We must make collective efforts to alleviate the cognitive impact of social isolation. Even for older adults who avoid COVID-19, social distancing efforts may unfortunately increase dementia risk. Social distancing, shelter-in-place mandates and limits on nursing home visitation will likely result in marked social isolation for vulnerable older adults, leading to debilitating mental health issues. Social isolation and loneliness are linked to a higher likelihood of declines in memory in old age, as are stress and depression.
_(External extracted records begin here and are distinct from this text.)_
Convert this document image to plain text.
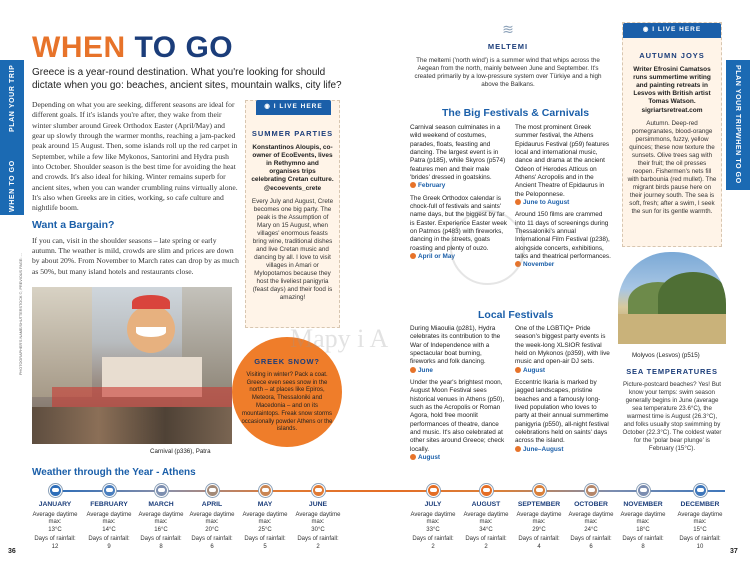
PLAN YOUR TRIP
WHEN TO GO
PLAN YOUR TRIP
WHEN TO GO
WHEN TO GO
Greece is a year-round destination. What you're looking for should dictate when you go: beaches, ancient sites, mountain walks, city life?
Depending on what you are seeking, different seasons are ideal for different goals. If it's islands you're after, they wake from their winter slumber around Greek Orthodox Easter (April/May) and gear up slowly through the warmer months, reaching a jam-packed peak around 15 August. Then, some islands roll up the red carpet in September, while a few like Mykonos, Santorini and Hydra push into October. Shoulder season is the best time for avoiding the heat and crowds. It's also ideal for hiking. Winter remains superb for ancient sites, when you can wander crumbling ruins virtually alone. It's also when Greeks are in cities, working, so cafe culture and nightlife boom.
Want a Bargain?
If you can, visit in the shoulder seasons – late spring or early autumn. The weather is mild, crowds are slim and prices are down by about 20%. From November to March rates can drop by as much as 50%, but many island hotels and restaurants close.
◉ I LIVE HERE
SUMMER PARTIES
Konstantinos Aloupis, co-owner of EcoEvents, lives in Rethymno and organises trips celebrating Cretan culture. @ecoevents_crete
Every July and August, Crete becomes one big party. The peak is the Assumption of Mary on 15 August, when villages' enormous feasts bring wine, traditional dishes and live Cretan music and dancing by all. I love to visit villages in Amari or Mylopotamos because they host the liveliest panigyria (feast days) and their food is amazing!
PHOTOGRAPHER'S NAME/SHUTTERSTOCK ©, PREVIOUS PAGE: ...
Carnival (p336), Patra
GREEK SNOW?
Visiting in winter? Pack a coat. Greece even sees snow in the north – at places like Epiros, Meteora, Thessaloniki and Macedonia – and on its mountaintops. Freak snow storms occasionally powder Athens or the islands.
≋
MELTEMI
The meltemi ('north wind') is a summer wind that whips across the Aegean from the north, mainly between June and September. It's created primarily by a low-pressure system over Türkiye and a high above the Balkans.
The Big Festivals & Carnivals

Carnival season culminates in a wild weekend of costumes, parades, floats, feasting and dancing. The largest event is in Patra (p185), while Skyros (p574) features men and their male 'brides' dressed in goatskins.

February

The Greek Orthodox calendar is chock-full of festivals and saints' name days, but the biggest by far is Easter. Experience Easter week on Patmos (p483) with fireworks, dancing in the streets, goats roasting and plenty of ouzo.

April or May

The most prominent Greek summer festival, the Athens Epidaurus Festival (p59) features local and international music, dance and drama at the ancient Odeon of Herodes Atticus on Athens' Acropolis and in the Ancient Theatre of Epidaurus in the Peloponnese.

June to August

Around 150 films are crammed into 11 days of screenings during Thessaloniki's annual International Film Festival (p238), alongside concerts, exhibitions, talks and theatrical performances.

November
Local Festivals

During Miaoulia (p281), Hydra celebrates its contribution to the War of Independence with a spectacular boat burning, fireworks and folk dancing.

June

Under the year's brightest moon, August Moon Festival sees historical venues in Athens (p50), such as the Acropolis or Roman Agora, hold free moonlit performances of theatre, dance and music. It's also celebrated at other sites around Greece; check locally.

August

One of the LGBTIQ+ Pride season's biggest party events is the week-long XLSIOR festival held on Mykonos (p359), with live music and open-air DJ sets.

August

Eccentric Ikaria is marked by jagged landscapes, pristine beaches and a famously long-lived population who loves to party at their annual summertime panigyria (p550), all-night festival celebrations held on saints' days across the island.

June–August
Mapy i A
◉ I LIVE HERE
AUTUMN JOYS
Writer Efrosini Camatsos runs summertime writing and painting retreats in Lesvos with British artist Tomas Watson. sigriartsretreat.com
Autumn. Deep-red pomegranates, blood-orange persimmons, fuzzy, yellow quinces; these now texture the sunsets. Olive trees sag with their fruit; the oil presses reopen. Fishermen's nets fill with barbounia (red mullet). The migrant birds pause here on their journey south. The sea is soft, fresh; after a swim, I seek the sun for its gentle warmth.
Molyvos (Lesvos) (p515)
SEA TEMPERATURES
Picture-postcard beaches? Yes! But know your temps: swim season generally begins in June (average sea temperature 23.6°C), the warmest time is August (26.3°C), and folks usually stop swimming by October (22.3°C). The coldest water for the 'polar bear plunge' is February (15°C).
Weather through the Year - Athens
JANUARY
Average daytime max:
13°C
Days of rainfall:
12
FEBRUARY
Average daytime max:
14°C
Days of rainfall:
9
MARCH
Average daytime max:
16°C
Days of rainfall:
8
APRIL
Average daytime max:
20°C
Days of rainfall:
6
MAY
Average daytime max:
25°C
Days of rainfall:
5
JUNE
Average daytime max:
30°C
Days of rainfall:
2
JULY
Average daytime max:
33°C
Days of rainfall:
2
AUGUST
Average daytime max:
34°C
Days of rainfall:
2
SEPTEMBER
Average daytime max:
29°C
Days of rainfall:
4
OCTOBER
Average daytime max:
24°C
Days of rainfall:
6
NOVEMBER
Average daytime max:
18°C
Days of rainfall:
8
DECEMBER
Average daytime max:
15°C
Days of rainfall:
10
36	37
Stay-at-home orders and public park closures inhibit regular physical activity, and exercise is one of the more widely recognized contributors to healthy brain aging. Student volunteer programs could be optimized to teach older adults to use smart phones or webcams to connect with loved ones virtually. Retirement facilities and nursing homes can promote safe activities, such as walking outdoors, to encourage regular movement and provide much-needed routine. Finally, community-based organizations can help to provide social support, check on seniors, and assure that essential needs such as groceries are met for those living alone.
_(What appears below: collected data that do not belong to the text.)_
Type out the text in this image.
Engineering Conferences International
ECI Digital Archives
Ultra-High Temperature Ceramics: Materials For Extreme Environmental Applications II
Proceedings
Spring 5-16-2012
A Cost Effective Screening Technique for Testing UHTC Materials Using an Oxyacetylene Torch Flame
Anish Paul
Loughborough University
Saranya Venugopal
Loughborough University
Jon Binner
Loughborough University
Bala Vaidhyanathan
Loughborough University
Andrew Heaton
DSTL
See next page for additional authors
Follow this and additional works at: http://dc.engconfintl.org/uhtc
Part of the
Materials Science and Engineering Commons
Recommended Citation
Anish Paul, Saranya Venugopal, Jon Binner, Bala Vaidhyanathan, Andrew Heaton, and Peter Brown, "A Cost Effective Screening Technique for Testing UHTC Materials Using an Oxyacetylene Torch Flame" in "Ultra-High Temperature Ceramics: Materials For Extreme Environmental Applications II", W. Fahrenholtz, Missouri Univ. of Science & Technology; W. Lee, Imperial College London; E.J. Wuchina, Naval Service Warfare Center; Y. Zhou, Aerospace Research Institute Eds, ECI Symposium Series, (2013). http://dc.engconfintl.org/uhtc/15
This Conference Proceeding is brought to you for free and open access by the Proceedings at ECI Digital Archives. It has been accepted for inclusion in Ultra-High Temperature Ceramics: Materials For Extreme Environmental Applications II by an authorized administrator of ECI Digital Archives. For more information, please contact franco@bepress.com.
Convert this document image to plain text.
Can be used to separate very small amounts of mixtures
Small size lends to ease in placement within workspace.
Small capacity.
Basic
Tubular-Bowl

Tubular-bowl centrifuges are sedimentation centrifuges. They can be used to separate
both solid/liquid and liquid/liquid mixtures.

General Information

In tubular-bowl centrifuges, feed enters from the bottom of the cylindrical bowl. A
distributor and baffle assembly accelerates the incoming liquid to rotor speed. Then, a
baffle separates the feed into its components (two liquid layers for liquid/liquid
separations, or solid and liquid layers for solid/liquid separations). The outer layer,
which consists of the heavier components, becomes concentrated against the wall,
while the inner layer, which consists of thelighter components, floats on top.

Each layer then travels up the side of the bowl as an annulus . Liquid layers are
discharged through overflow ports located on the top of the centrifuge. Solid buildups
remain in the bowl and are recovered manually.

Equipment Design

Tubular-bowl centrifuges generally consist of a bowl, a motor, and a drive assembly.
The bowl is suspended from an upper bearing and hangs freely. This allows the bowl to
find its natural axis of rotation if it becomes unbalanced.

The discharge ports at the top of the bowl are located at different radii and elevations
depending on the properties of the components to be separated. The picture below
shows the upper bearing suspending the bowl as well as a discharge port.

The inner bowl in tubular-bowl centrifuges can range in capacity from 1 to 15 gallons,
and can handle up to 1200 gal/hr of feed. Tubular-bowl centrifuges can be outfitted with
As researchers who study the impact of health behaviors and life events on risk for dementia, we foresee another health care crisis looming for older adults as a result of the coronavirus pandemic. In our work, we have seen the importance of promoting lifestyle activities for optimizing brain health in the aging population. Our communities and health care infrastructure are already facing a rising wave of dementia in the aging baby boom generation; the COVID-19 pandemic will only exacerbate this situation.
Additional government funding and support are needed now more than ever to address this building dementia crisis. Research, health care and public health entities must work collaboratively to build interventions and systems to support older adults with cognitive impairment and their families. Such collaboration is our best strategy to support our older adult populations against a rising tide of dementia after the curve of the COVID-19 pandemic is flattened.